Grace’s caseworker reportedly filed a violation of probation against her for not keeping up with her homework before even checking with Grace’s teacher to verify her school performance. In her decision to incarcerate Grace in juvenile detention, Judge Brennan wrote that the teen was a “threat to [the] community.”

“She hasn’t fulfilled the expectation with regard to school performance,” she said. “I told her she was on thin ice and I told her that I was going to hold her to the letter — to the order — of the probation.”

Back in March, Michigan Gov.

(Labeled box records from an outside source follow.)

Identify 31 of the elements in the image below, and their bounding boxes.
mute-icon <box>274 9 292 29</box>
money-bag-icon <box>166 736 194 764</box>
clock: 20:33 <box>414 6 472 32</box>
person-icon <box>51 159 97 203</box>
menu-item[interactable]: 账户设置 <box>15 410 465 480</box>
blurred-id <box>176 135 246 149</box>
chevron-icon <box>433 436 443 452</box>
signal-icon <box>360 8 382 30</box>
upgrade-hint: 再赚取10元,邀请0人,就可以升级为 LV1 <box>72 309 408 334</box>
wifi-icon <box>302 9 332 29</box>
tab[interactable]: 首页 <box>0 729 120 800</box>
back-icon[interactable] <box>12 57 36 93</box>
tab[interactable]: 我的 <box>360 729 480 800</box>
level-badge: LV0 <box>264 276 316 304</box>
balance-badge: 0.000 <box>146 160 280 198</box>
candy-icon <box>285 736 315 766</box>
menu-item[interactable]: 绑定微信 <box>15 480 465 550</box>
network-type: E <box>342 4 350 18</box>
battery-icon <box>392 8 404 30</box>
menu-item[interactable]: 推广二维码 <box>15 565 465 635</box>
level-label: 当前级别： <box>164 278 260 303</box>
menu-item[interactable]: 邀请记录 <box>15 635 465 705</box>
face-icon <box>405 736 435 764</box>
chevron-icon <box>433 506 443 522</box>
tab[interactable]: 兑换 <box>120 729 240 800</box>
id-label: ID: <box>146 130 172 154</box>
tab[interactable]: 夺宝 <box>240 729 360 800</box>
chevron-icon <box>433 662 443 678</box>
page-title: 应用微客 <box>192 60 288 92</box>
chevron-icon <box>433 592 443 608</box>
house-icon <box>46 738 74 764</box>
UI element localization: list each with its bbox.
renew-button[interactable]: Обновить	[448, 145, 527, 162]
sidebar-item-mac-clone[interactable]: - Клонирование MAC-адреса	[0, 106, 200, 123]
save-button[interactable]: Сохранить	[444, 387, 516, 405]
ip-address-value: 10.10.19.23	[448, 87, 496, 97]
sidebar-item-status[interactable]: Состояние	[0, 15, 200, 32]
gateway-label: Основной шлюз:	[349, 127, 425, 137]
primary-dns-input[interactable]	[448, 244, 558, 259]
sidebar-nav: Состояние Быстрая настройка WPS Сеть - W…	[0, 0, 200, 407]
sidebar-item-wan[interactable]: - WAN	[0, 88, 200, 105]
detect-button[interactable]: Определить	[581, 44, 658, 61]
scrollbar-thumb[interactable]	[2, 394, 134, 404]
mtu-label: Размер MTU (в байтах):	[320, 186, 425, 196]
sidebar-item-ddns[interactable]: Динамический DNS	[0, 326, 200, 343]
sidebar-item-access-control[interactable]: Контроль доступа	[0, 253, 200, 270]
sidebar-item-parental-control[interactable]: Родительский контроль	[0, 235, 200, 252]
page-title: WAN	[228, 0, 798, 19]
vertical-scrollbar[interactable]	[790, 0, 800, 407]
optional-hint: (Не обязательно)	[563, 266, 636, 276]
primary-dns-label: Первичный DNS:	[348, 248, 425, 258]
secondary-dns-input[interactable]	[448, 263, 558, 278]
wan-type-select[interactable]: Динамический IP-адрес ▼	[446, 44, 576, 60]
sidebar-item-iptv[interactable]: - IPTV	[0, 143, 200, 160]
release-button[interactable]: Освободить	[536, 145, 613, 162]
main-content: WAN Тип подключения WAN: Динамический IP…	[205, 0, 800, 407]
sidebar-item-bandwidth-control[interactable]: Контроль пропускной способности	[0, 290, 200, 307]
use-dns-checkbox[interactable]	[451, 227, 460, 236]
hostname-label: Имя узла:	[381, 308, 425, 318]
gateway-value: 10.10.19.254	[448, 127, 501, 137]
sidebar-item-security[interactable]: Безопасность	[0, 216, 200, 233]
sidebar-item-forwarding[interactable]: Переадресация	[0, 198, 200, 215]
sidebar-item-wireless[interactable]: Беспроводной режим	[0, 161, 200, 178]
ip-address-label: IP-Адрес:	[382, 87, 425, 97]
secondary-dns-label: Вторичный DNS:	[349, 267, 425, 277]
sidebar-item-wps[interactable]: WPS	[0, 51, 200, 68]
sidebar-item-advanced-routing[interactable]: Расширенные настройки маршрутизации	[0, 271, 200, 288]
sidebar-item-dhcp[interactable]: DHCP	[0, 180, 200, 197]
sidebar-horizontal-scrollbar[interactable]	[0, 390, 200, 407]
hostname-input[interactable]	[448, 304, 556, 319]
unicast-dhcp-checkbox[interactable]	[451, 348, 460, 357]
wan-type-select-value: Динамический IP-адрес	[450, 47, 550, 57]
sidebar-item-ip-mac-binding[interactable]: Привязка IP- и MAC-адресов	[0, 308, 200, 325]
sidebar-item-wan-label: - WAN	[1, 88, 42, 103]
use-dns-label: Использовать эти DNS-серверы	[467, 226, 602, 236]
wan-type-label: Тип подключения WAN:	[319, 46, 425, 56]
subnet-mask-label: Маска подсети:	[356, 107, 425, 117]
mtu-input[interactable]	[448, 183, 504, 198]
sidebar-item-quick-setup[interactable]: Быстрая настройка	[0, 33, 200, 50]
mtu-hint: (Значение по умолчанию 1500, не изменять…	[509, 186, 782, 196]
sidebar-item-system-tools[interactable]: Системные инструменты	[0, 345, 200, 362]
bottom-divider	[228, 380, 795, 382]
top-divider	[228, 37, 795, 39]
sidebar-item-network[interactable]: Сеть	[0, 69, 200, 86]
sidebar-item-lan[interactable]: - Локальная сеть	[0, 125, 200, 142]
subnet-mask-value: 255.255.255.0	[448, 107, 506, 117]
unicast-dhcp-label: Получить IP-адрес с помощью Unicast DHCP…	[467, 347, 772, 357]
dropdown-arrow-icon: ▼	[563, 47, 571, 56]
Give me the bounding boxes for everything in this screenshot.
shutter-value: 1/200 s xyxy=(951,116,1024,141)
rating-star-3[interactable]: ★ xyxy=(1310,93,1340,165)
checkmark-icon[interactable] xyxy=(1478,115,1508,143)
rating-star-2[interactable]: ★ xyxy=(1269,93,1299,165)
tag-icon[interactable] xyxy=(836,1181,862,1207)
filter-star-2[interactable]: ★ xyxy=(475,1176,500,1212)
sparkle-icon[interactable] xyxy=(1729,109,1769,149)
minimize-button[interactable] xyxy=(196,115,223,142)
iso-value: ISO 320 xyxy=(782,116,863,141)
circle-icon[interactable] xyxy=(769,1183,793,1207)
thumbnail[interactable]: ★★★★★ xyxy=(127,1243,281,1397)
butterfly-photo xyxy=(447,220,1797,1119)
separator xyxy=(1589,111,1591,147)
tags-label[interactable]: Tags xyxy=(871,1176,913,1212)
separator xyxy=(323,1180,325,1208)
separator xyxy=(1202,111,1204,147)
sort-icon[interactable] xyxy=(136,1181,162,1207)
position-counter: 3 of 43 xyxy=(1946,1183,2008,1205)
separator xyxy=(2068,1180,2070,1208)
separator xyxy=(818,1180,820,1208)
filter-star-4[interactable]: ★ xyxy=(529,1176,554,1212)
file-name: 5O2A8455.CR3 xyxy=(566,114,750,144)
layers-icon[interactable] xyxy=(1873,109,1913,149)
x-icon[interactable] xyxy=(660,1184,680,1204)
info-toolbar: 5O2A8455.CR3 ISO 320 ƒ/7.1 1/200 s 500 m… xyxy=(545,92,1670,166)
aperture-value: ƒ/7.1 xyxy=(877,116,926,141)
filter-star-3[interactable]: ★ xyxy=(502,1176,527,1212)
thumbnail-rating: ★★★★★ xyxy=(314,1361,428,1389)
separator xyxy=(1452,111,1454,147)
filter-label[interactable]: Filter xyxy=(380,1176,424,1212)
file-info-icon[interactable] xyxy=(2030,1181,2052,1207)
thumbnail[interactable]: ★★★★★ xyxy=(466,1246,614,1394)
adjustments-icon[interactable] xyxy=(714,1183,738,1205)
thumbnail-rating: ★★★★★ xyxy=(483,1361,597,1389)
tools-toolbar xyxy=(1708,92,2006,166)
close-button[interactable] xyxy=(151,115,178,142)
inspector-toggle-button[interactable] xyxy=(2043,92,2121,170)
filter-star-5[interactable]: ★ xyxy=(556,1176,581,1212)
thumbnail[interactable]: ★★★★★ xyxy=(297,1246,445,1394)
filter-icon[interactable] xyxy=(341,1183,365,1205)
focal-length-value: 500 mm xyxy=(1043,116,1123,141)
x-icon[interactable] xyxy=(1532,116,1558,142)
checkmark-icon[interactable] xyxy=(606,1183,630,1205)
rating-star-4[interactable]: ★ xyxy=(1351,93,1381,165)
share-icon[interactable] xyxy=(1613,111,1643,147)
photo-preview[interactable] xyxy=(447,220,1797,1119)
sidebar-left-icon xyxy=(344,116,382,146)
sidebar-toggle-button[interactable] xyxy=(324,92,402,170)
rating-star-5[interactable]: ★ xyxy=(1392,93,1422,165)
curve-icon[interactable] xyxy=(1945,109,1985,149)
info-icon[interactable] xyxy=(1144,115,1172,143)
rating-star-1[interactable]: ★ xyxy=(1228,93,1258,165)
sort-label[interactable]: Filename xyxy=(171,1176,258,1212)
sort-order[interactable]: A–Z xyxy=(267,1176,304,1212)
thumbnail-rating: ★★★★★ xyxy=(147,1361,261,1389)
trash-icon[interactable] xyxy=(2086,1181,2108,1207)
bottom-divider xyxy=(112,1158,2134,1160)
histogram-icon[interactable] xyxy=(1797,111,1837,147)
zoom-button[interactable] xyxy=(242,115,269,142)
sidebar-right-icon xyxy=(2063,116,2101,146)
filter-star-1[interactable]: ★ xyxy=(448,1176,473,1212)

Gretchen Whitmer issued an executive order to block juveniles from being incarcerated due to probation violations unless they posed “substantial and immediate safety risk to others.”

Michigan reportedly has one of the highest numbers of COVID-19 cases among inmates in the country. The Michigan Department of Corrections has worked to decrease case numbers by releasing thousands of inmates, speeding up parole hearings and re-incarcerating fewer people for technical violations.

Yet, ProPublica reports that at least 24 adolescents have been placed in detention centers in Grace’s county since March and over half of them have also been Black teenagers. Last month, a study by the National Juvenile Defender Center showed that a disproportionate number of African American adolescents are incarcerated in the state overall.

“It is clear that kids of color are disproportionately involved and impacted by the system across the board,” Michigan Center for Youth Justice’s Jason Smith said. “They are more likely to be arrested, less likely to be offered any kind of diversion, more likely to be removed out of the home and placed in some sort of confinement situation.”

Grace is currently at Children’s Village — a “secure detention” that provides “residential treatment and shelter care services,” the facility’s website notes. A hearing to review her case is set for Sept. 8.